Operation Sindoor was an Indian military operation launched on May 7, 2025, in response to a terror attack in Pahalgam, Kashmir that killed 26 civilians. India struck nine targets in Pakistan and Pakistan-administered Azad Kashmir linked to militant groups Jaish-e-Mohammed and Lashkar-e-Taiba. A ceasefire was declared on May 10 after Pakistan's DGMO contacted the Indian DGMO.
Did Trump really stop the India-Pakistan war with tariff threats?
India firmly rejects this claim. India's foreign ministry stated that trade was not discussed in any conversation between Indian and US officials during the crisis. PM Modi confirmed in parliament that no world leader asked India to halt operations and that Pakistan requested the ceasefire.
Why does Trump keep repeating the claim about India and Pakistan?
Trump has claimed credit for stopping the India-Pakistan conflict over 80 times since May 2025. It serves his political narrative of being a global peacemaker. Pakistan's decision to nominate him for the Nobel Peace Prize reinforced this narrative, even as India consistently denied any US mediation role.
What is India's official position on US mediation in Kashmir?
India's longstanding position is that issues related to Jammu and Kashmir must be addressed bilaterally between India and Pakistan.

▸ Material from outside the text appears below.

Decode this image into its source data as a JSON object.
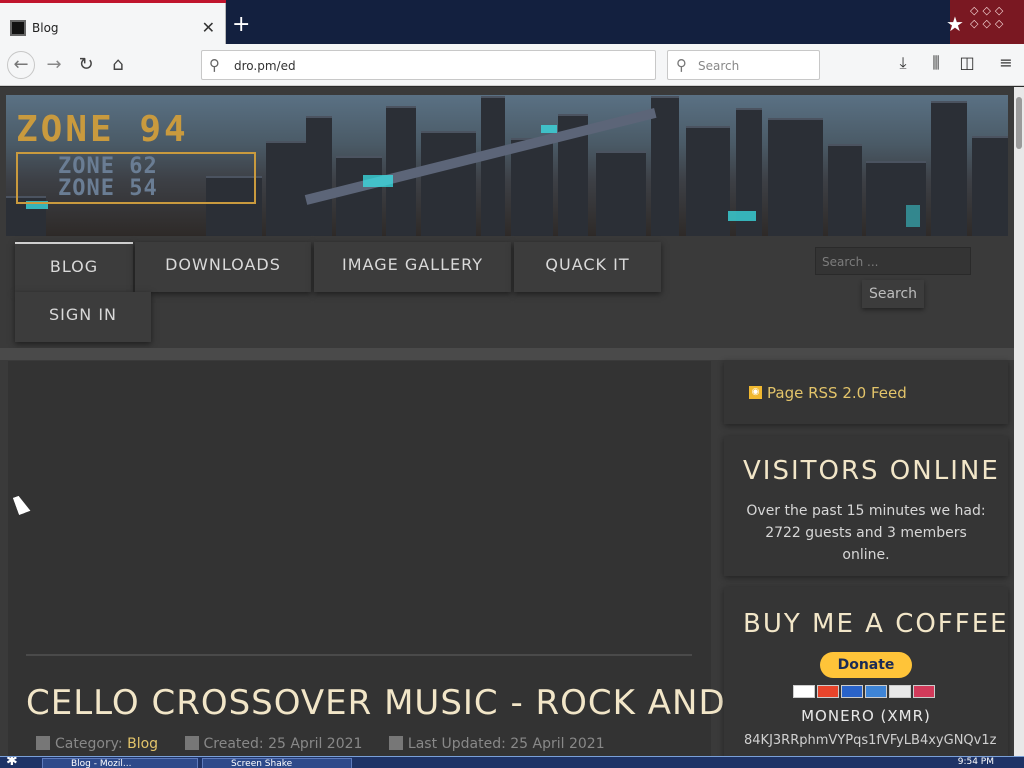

India has repeatedly declined any offer of third-party mediation, including from the United States.
How did the India-Pakistan conflict affect India-US relations?
Relations deteriorated significantly through 2025. The US imposed high tariffs on India, and India's refusal to credit Trump with the ceasefire created friction. A bilateral trade deal reducing US tariffs on India was reached in February 2026, offering a partial reset in the relationship.
What was the Pahalgam attack that triggered Operation Sindoor?
On April 22, 2025, militants attacked tourists in the Pahalgam area of Jammu and Kashmir, killing 26 civilians. India blamed Pakistan-backed terror organisations and launched Operation Sindoor two weeks later as a military response to the attack and the broader infrastructure supporting cross-border terrorism.